Gov. Walker wrote that in considering the “staggering costs it would inflict on Wisconsin’s homes and businesses … it is difficult to envision how Wisconsin can responsibly construct a state plan.”
The Court’s rejection of EPA’s overreach in the Michigan case put the agency on notice that it can’t make up its own laws. The EPA in that case had decided to reject an established statute in the Clean Air Act in determining the cost of emissions rules.
Senate Majority Leader Mitch McConnell (R-KY) urged governors in a letter to reject this new EPA regulation in the wake of the Michigan ruling, and his staff has been working with state-level environmental officials and regulators to craft a legal strategy to protect them from the EPA’s latest power grab.
“As governors begin to seriously look at what these plans will look like,” said spokesman Robert Steurer, “we expect more and more governors will follow Senator McConnell’s lead.”
In turn, we’d urge McConnell and House Speaker John Boehner to remember that Congress holds the purse strings. As the EPA continues its lawless regulation under Obama, defund it. Play hardball.
The Obama administration hopes this new emissions rule will be the spearhead of its environmental policy to fundamentally shift electricity generation from fossil fuels to more “environmentally friendly” forms of energy.
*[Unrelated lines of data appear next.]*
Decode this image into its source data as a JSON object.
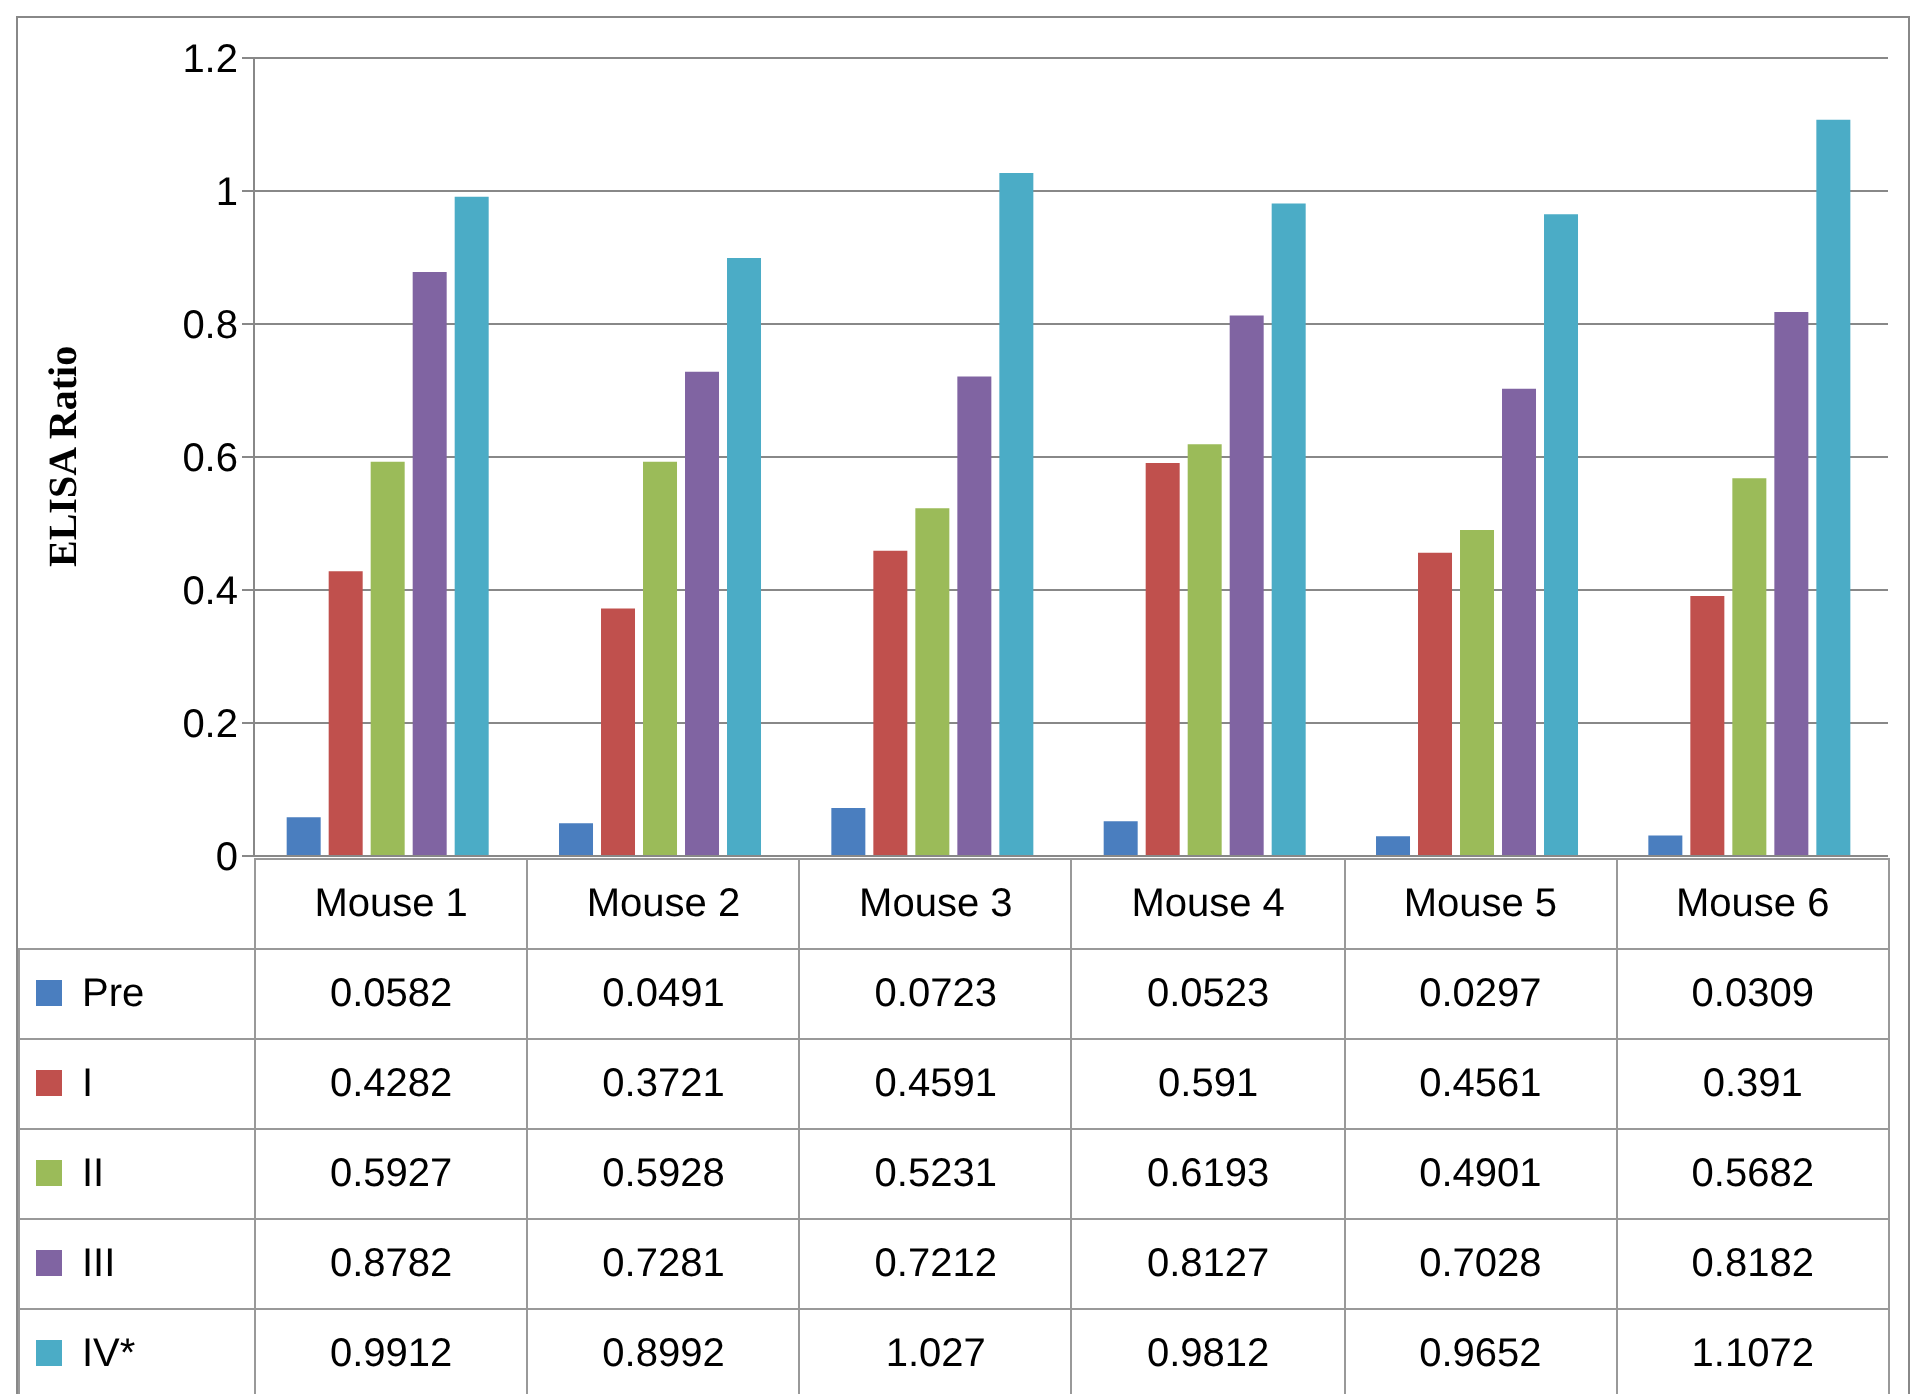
{
  "chart_data": {
    "type": "bar",
    "ylabel": "ELISA Ratio",
    "categories": [
      "Mouse 1",
      "Mouse 2",
      "Mouse 3",
      "Mouse 4",
      "Mouse 5",
      "Mouse 6"
    ],
    "series": [
      {
        "name": "Pre",
        "color": "#4a7ebf",
        "values": [
          0.0582,
          0.0491,
          0.0723,
          0.0523,
          0.0297,
          0.0309
        ]
      },
      {
        "name": "I",
        "color": "#c0504d",
        "values": [
          0.4282,
          0.3721,
          0.4591,
          0.591,
          0.4561,
          0.391
        ]
      },
      {
        "name": "II",
        "color": "#9bbb59",
        "values": [
          0.5927,
          0.5928,
          0.5231,
          0.6193,
          0.4901,
          0.5682
        ]
      },
      {
        "name": "III",
        "color": "#8064a2",
        "values": [
          0.8782,
          0.7281,
          0.7212,
          0.8127,
          0.7028,
          0.8182
        ]
      },
      {
        "name": "IV*",
        "color": "#4bacc6",
        "values": [
          0.9912,
          0.8992,
          1.027,
          0.9812,
          0.9652,
          1.1072
        ]
      }
    ],
    "ylim": [
      0,
      1.2
    ],
    "yticks": [
      0,
      0.2,
      0.4,
      0.6,
      0.8,
      1,
      1.2
    ],
    "grid": "y",
    "legend": "bottom",
    "data_labels": true
  }
}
But there are several problems with this line of thought.
There is little infrastructure in place for a widespread shift to green-energy production nationwide, and the existing technology is so expensive that energy prices for consumers would “necessarily skyrocket,” to borrow Obama’s phrase. Not that the administration cares about that. Additionally, the labeling of a natural gas like carbon dioxide as a pollutant is an arbitrary claim with no scientific basis made by arrogant government bureaucrats, and it has unfortunately gone unchallenged by many in the scientific community. Furthermore, there is solid evidence that global warming has actually stalled in the last 18 years, negating the need for implementing expensive policies that will have virtually no impact on the environment.
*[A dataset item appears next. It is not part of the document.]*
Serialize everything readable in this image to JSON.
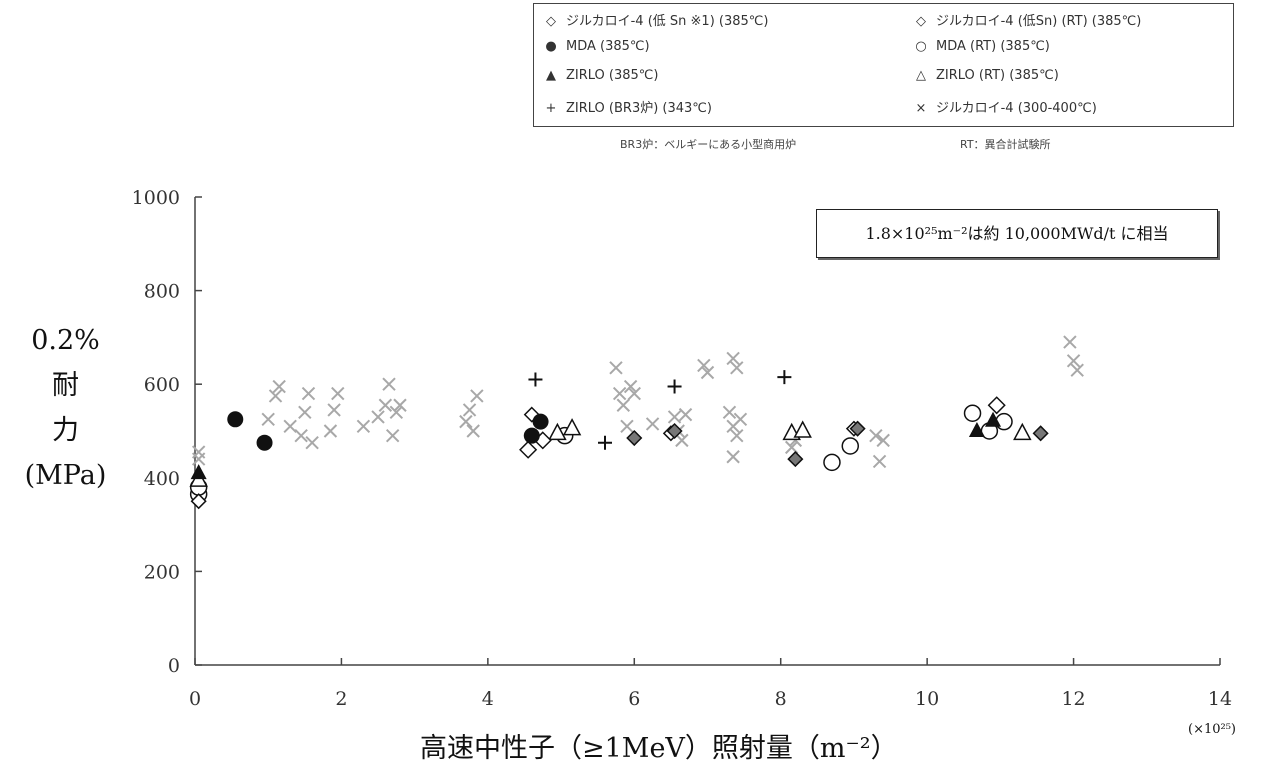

It will surely be an embarrassment for Obama and the EPA if states openly reject this latest environmental action in the months leading up to the international climate change meeting in Paris, where governments are expected to fully support hamstringing the world economy to fight global warming.
This latest battle with the EPA could be a litmus test for the Republican presidential nomination, with two announced and at least one potential candidate already leading the resistance. Republican voters will surely be watching to see just who has the chops to stand up for federalism and combat the gross bureaucratic overreach that has been a hallmark of the Obama years.